A situação é diferente, no entanto, em relação à afirmação: “Quanto mais fácil for para estudantes negros serem admitidos na universidade, mais difícil se torna para estudantes brancos conseguirem uma vaga”. Se uma universidade aceita apenas 1.000 candidatos e reduz as barreiras para estudantes negros, introduzindo cotas ou diminuindo os requisitos dos exames de ingresso, de fato, menos estudantes brancos conseguirão ser admitidos nessa universidade. Enquanto o pensamento de soma zero não se aplica à economia, porque o crescimento econômico não segue uma lógica de soma zero, ele se aplica às admissões universitárias, porque, nesse caso, a situação é objetivamente de soma zero.

Outro estudo importante a respeito, Zero-Sum Thinking and the Roots of U.S. Political Differences [em português, Pensamento de Soma Zero e as Raízes das Diferenças Políticas nos EUA], foi publicado em agosto de 2025 por Sahil Chinoy, Nathan Nunn, Sandra Sequeira e Stefanie Stantcheva, da Universidade de Harvard, da Universidade da Colúmbia Britânica e da London School of Economics. O estudo se baseou em pesquisas com 20.400 cidadãos norte-americanos. Entre suas conclusões, os pesquisadores apontaram que o pensamento de soma zero está correlacionado tanto com o apoio à redistribuição quanto com políticas de imigração mais restritivas. Esse resultado também foi confirmado em outros países, sendo que a correlação estatística entre o pensamento de soma zero e o apoio à redistribuição é significativamente mais forte do que a correlação entre pensamento de soma zero e apoio a políticas de imigração restritivas.

Aqui, novamente aplica-se o seguinte: enquanto a afirmação “se um grupo se torna mais rico, geralmente isso ocorre às custas de outros grupos” é objetivamente falsa, a questão da migração é mais complexa.
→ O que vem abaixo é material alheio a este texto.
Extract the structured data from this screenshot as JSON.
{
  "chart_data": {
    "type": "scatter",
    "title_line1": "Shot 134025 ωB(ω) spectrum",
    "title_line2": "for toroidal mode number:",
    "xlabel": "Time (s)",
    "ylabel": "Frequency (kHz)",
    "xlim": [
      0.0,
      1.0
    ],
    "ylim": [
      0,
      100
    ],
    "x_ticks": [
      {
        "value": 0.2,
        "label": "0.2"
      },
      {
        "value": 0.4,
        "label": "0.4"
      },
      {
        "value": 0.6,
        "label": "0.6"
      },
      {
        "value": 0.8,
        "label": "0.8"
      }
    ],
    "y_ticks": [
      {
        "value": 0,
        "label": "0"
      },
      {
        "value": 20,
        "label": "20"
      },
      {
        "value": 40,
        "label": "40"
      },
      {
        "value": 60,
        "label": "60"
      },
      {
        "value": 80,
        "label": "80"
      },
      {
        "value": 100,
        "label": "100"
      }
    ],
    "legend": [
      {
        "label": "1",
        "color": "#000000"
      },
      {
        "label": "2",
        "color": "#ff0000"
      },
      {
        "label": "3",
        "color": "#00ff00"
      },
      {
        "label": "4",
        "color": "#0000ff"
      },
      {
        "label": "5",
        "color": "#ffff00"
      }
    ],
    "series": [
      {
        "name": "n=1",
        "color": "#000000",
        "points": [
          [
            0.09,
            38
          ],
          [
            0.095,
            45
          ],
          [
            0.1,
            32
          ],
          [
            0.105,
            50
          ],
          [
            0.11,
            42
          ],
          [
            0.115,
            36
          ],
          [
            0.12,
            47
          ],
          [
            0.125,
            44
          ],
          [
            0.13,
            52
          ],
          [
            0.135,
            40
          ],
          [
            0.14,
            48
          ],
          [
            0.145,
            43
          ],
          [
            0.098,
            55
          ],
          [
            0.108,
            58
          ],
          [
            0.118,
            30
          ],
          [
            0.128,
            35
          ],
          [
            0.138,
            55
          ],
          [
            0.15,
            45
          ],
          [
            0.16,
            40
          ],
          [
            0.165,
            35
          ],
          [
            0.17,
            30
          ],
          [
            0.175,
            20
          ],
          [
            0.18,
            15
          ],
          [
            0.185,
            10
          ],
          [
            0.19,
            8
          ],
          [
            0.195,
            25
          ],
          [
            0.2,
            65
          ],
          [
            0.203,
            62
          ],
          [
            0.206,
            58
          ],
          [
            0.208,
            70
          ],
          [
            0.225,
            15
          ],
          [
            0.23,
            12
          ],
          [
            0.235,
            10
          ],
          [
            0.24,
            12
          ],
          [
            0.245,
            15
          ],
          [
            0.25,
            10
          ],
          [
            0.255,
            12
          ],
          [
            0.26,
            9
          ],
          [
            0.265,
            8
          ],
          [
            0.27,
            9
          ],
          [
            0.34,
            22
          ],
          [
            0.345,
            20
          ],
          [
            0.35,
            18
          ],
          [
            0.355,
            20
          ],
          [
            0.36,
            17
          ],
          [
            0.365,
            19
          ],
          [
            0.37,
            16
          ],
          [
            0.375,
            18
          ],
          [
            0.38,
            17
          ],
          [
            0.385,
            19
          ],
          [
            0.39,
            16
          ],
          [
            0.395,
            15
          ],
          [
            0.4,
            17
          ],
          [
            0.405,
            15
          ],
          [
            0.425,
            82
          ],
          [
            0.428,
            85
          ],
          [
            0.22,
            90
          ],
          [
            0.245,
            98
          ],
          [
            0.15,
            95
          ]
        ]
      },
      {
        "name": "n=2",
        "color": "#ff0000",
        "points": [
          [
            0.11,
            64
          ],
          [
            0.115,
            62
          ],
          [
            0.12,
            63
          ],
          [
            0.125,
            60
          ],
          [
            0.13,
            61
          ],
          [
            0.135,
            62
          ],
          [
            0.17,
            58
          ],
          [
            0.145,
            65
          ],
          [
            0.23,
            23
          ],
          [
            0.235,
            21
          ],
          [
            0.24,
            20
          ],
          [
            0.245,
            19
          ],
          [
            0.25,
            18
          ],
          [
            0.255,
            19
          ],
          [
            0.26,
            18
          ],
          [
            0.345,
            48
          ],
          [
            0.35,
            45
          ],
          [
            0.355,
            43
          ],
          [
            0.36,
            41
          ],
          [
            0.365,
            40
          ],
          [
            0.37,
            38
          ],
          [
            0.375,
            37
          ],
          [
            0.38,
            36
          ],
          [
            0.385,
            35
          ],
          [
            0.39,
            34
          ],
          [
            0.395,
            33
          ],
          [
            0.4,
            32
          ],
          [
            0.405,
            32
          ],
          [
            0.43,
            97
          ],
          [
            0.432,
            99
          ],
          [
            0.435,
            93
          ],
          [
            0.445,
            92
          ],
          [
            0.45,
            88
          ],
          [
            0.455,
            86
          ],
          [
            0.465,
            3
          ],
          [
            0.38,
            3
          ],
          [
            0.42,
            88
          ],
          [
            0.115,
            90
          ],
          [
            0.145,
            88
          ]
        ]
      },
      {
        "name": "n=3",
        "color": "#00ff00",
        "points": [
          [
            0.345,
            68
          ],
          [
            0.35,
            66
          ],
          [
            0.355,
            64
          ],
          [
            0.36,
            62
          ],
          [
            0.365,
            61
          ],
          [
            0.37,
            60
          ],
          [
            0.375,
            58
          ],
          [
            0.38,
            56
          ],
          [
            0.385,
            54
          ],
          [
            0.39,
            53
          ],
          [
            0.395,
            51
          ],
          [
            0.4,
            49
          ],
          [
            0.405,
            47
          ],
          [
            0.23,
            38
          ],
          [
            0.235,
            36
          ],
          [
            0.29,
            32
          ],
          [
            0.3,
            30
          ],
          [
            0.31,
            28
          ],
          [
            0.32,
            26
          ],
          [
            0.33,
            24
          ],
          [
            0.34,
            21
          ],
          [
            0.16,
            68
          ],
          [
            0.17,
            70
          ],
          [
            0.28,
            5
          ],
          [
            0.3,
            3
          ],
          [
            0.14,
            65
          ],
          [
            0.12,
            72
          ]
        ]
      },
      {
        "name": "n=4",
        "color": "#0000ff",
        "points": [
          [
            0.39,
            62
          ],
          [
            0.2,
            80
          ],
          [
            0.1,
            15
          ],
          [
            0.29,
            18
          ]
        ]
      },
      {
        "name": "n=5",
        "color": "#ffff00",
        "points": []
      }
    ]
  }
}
O estudo de Davidai e Ongis chegou a uma conclusão clara: “Quanto mais os participantes viam a imigração como uma situação de soma zero, maior era seu apoio a uma postura rígida em relação à imigração”.

No que diz respeito à imigração, a situação não é tão simples. A migração para sistemas de bem-estar social, que desempenha um papel importante em muitos países europeus e também existe nos Estados Unidos, deve ser avaliada de forma diferente, no que se refere à questão da soma zero, em comparação à migração para o mercado de trabalho. Faz diferença se alguém imigra de um país pobre e passa a depender do auxílio social ou se, por exemplo, uma empresa americana contrata um especialista altamente qualificado. No primeiro cenário, trata-se objetivamente de uma situação de soma zero se o imigrante não contribui de forma produtiva para a economia dos EUA, mas vive principalmente do auxílio social, já que a “torta econômica” não aumenta. No segundo cenário, entretanto, não se trata de um jogo de soma zero, porque o imigrante aumenta o valor agregado total da economia, fazendo a “torta” crescer.

O pensamento de soma zero, como uma percepção equivocada da realidade, pode ser encontrado em todo o espectro político, tanto à esquerda quanto à direita. Por exemplo, Donald Trump e Bernie Sanders compartilham a ideia de que o comércio é um jogo de soma zero, uma visão repetidamente refutada por economistas. No entanto, o pensamento de soma zero em relação à ação afirmativa, ao contrário da economia, não é uma percepção falsa da realidade, e, no que diz respeito à imigração, a aplicação do pensamento de soma zero depende do tipo de imigração envolvida. O pensamento de soma zero só é equivocado quando uma situação que não é de soma zero — como o comércio ou a relação entre pobreza e riqueza — é erroneamente percebida como tal.